Consequently, we are going to take prompt and decisive administrative action to improve farm income now. I have conferred with the Secretary of Agriculture and the Administration is moving immediately on four major fronts:
1. In 1956, price supports on five of the basic crops--wheat, corn, cotton, rice and peanuts--will be set at a level of at least 82½% of parity. Tobacco will be supported as voted in the referendum in accordance with existing law.
Within this range of price support flexibility, the Administration intends to set minimum support levels that will result in a national average of:
Wheat at $2.00 a bushel
Corn at $1.50 a bushel
Rice at $4.50 per hundred pounds
A separate support for corn not under acreage control in the commercial corn area will be announced at an early date.
Price supports on cotton and peanuts have not yet been announced but will be at least 82½% of parity.
The Secretary of Agriculture will announce shortly the details of the new cotton export sales program.
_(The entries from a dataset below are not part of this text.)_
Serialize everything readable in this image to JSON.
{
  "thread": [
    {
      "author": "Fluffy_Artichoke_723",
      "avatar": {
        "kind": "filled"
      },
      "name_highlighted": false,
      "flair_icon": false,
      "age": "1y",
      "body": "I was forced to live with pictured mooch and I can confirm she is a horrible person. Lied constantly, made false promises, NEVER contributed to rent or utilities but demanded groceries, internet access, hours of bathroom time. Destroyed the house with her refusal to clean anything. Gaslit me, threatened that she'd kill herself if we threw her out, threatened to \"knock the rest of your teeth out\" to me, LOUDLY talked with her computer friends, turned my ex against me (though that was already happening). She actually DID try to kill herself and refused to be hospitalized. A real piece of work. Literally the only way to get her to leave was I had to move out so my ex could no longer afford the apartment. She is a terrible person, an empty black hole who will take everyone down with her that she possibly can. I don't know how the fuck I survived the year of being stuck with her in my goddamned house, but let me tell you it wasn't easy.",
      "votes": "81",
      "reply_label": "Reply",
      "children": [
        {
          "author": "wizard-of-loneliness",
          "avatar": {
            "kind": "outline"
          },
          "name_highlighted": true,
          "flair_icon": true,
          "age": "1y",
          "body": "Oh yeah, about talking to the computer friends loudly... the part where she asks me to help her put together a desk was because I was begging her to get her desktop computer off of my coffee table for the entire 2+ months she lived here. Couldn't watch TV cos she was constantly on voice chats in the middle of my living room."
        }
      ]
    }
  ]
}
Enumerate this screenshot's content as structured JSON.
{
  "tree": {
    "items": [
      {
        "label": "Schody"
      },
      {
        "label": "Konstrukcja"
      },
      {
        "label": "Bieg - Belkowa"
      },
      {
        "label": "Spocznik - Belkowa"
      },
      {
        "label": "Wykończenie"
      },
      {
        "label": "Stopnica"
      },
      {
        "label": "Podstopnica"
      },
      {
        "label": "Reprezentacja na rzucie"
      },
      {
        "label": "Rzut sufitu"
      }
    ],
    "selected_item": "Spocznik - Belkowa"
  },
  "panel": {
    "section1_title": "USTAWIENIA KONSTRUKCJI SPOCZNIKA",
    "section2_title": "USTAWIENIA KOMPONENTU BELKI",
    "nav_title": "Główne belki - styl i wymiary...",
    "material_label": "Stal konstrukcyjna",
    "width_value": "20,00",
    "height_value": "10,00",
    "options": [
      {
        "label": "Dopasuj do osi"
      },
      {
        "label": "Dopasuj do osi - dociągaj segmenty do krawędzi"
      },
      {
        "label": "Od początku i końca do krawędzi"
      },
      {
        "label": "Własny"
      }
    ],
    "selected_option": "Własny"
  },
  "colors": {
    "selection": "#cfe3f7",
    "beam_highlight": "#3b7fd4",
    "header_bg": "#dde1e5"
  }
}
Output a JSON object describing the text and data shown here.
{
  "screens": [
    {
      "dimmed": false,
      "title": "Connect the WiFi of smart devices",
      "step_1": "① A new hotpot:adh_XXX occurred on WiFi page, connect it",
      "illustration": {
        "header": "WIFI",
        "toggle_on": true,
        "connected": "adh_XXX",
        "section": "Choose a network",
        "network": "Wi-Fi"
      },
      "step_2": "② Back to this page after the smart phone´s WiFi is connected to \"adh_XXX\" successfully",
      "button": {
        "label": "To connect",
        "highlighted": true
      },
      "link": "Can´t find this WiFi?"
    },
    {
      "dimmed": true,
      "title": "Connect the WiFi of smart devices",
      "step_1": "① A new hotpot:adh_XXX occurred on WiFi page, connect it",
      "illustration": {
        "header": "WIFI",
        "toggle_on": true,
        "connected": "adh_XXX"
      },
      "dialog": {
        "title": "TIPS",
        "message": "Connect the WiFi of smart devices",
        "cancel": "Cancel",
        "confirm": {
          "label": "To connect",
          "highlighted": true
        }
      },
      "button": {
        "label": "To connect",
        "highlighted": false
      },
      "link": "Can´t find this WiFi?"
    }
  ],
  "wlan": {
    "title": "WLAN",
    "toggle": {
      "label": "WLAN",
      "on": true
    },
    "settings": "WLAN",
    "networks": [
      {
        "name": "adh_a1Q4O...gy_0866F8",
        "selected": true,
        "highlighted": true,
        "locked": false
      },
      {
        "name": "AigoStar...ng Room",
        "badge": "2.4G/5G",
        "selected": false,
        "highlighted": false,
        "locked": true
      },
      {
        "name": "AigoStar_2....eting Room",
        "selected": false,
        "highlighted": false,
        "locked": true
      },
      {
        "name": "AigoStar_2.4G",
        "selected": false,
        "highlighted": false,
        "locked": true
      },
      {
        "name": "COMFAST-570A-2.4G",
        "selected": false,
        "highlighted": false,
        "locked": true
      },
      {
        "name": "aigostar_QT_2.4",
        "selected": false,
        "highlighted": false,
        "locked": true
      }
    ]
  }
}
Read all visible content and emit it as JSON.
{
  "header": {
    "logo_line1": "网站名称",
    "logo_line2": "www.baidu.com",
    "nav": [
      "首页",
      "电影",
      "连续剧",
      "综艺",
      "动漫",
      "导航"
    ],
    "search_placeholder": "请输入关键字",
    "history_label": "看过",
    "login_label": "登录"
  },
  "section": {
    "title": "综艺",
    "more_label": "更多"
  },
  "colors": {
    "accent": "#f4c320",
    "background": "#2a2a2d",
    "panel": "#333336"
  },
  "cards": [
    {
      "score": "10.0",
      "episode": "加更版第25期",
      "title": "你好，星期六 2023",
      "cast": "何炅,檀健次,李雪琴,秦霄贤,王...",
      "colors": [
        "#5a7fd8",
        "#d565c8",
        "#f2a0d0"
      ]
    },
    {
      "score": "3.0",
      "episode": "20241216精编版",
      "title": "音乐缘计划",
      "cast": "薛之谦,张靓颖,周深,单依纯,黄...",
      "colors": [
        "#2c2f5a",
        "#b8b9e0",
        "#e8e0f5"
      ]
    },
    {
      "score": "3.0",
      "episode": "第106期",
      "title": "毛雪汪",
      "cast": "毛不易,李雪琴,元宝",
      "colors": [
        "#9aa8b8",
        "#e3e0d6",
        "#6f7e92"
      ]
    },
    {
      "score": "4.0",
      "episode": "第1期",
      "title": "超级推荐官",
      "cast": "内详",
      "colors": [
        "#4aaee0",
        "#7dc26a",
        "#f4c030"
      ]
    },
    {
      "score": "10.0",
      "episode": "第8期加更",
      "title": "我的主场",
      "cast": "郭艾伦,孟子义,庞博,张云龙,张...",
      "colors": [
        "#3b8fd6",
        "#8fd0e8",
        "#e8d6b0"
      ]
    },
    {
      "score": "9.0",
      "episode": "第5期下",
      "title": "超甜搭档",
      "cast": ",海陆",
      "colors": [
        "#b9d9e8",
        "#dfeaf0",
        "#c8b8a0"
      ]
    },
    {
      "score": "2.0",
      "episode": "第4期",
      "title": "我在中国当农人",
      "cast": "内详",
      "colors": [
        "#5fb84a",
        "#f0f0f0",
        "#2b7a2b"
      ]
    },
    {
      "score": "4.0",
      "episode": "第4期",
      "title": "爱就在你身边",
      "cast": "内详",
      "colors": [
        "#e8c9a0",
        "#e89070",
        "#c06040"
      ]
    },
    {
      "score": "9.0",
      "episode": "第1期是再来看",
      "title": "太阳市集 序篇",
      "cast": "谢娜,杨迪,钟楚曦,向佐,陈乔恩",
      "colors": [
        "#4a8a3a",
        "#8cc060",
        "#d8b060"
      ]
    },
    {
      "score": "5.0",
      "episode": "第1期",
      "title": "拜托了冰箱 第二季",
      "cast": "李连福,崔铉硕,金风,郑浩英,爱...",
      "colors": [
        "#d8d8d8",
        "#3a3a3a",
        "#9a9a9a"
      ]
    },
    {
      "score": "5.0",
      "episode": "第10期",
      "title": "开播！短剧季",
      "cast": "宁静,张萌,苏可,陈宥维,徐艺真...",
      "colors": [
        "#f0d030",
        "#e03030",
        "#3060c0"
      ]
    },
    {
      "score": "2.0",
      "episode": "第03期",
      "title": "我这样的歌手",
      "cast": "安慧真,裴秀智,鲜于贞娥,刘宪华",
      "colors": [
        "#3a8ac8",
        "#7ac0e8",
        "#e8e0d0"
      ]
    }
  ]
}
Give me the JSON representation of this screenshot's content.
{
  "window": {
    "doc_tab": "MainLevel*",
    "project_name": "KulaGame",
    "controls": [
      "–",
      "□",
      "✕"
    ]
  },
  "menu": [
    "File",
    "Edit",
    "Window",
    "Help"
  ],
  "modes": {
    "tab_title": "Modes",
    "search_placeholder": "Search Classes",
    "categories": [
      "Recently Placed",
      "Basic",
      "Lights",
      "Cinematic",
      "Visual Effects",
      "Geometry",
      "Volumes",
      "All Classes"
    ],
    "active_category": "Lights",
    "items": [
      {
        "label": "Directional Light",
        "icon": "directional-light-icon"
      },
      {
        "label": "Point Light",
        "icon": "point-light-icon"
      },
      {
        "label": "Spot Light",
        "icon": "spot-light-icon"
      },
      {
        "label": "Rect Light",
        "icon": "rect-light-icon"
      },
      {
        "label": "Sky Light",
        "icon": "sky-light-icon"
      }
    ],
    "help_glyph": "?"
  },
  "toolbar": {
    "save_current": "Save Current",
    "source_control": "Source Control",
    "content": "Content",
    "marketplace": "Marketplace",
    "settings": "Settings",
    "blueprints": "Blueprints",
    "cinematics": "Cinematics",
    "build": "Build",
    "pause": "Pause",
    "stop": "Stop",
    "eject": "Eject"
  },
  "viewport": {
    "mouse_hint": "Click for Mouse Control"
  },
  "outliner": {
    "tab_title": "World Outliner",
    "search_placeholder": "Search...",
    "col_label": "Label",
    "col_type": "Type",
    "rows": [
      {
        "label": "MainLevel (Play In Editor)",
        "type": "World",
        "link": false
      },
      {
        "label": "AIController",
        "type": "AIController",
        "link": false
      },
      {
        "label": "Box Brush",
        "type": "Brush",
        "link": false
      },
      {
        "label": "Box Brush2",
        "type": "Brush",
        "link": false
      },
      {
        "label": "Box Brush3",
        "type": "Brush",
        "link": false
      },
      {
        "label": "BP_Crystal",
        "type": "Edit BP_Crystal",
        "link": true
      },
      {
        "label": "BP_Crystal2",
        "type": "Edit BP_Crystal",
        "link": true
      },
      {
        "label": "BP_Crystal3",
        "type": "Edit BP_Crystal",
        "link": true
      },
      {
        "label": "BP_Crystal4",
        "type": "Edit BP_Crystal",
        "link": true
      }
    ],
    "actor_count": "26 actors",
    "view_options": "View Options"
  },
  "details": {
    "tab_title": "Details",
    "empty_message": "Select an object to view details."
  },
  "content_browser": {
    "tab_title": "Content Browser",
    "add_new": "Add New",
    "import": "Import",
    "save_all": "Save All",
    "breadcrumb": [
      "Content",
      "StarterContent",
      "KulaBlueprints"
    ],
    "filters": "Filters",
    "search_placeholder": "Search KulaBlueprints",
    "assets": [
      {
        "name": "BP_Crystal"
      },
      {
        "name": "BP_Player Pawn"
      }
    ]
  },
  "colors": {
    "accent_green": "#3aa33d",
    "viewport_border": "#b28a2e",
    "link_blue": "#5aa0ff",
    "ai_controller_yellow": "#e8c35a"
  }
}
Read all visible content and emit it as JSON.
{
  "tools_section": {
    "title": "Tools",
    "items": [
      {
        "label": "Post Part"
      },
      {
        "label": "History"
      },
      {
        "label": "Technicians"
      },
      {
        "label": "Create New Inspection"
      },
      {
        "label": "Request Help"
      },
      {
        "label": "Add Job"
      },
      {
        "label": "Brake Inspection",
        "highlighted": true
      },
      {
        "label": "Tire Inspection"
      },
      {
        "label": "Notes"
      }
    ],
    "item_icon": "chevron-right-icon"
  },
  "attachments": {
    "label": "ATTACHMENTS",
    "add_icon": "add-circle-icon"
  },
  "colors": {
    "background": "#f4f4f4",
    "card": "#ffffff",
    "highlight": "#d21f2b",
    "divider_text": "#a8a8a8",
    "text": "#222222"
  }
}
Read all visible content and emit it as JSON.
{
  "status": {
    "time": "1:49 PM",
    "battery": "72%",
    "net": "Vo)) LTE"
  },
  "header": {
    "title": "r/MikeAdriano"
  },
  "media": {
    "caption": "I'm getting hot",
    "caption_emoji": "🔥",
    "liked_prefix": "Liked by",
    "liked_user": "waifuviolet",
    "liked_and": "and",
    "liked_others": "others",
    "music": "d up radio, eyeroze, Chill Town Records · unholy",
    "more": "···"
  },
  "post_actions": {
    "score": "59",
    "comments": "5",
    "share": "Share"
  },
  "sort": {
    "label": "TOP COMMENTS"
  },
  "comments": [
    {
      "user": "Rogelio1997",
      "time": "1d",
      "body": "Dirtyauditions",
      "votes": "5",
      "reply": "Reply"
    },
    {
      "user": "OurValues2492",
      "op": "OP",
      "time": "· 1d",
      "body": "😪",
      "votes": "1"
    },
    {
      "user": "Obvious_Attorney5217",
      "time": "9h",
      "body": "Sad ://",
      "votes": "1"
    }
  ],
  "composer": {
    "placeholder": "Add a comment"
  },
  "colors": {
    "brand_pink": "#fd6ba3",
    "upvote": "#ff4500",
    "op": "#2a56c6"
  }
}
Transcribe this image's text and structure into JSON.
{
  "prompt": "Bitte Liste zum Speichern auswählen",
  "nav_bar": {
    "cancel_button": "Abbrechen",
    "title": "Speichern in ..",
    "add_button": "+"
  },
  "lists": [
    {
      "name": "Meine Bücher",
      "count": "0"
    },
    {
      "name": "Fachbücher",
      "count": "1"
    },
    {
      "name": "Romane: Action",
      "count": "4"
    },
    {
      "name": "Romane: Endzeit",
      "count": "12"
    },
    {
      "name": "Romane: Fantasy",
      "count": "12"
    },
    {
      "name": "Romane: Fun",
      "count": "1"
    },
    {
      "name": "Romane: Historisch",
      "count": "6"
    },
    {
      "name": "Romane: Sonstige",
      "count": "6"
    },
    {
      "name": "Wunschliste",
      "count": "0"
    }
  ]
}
2. For this year the support price of manufacturing milk will be increased to $3.25 per hundred pounds. The support price of butter fat will be increased to 58.6 cents a pound.
3. We will use Department of Agriculture funds, where assistance will be constructive, to strengthen the prices of perishable farm commodities. We will have well over $400 million for that purpose for the year beginning July 1.
These actions, the Administration will take immediately.
I now request Congress to pass a straight Soil Bank Bill as promptly as possible. It should be in operation before fall seeding for next year's crops. It is vital that we get the Soil Bank authorized in this session of the Congress. There is general agreement on it. I am ready to sign a sound Soil Bank Act as soon as Congress sends it to me. That can be accomplished in a very few days if the leadership in Congress will undertake the task.
This combined program of Administrative action and legislative enactment will begin now to improve the income and welfare of all our farm families.
Here is a challenge for both the Legislative and Executive branches of the Federal Government.
DWIGHT D. EISENHOWER
Note: The text of the vetoed bill is printed in House Document 380 (84th Cong., 2d sess.).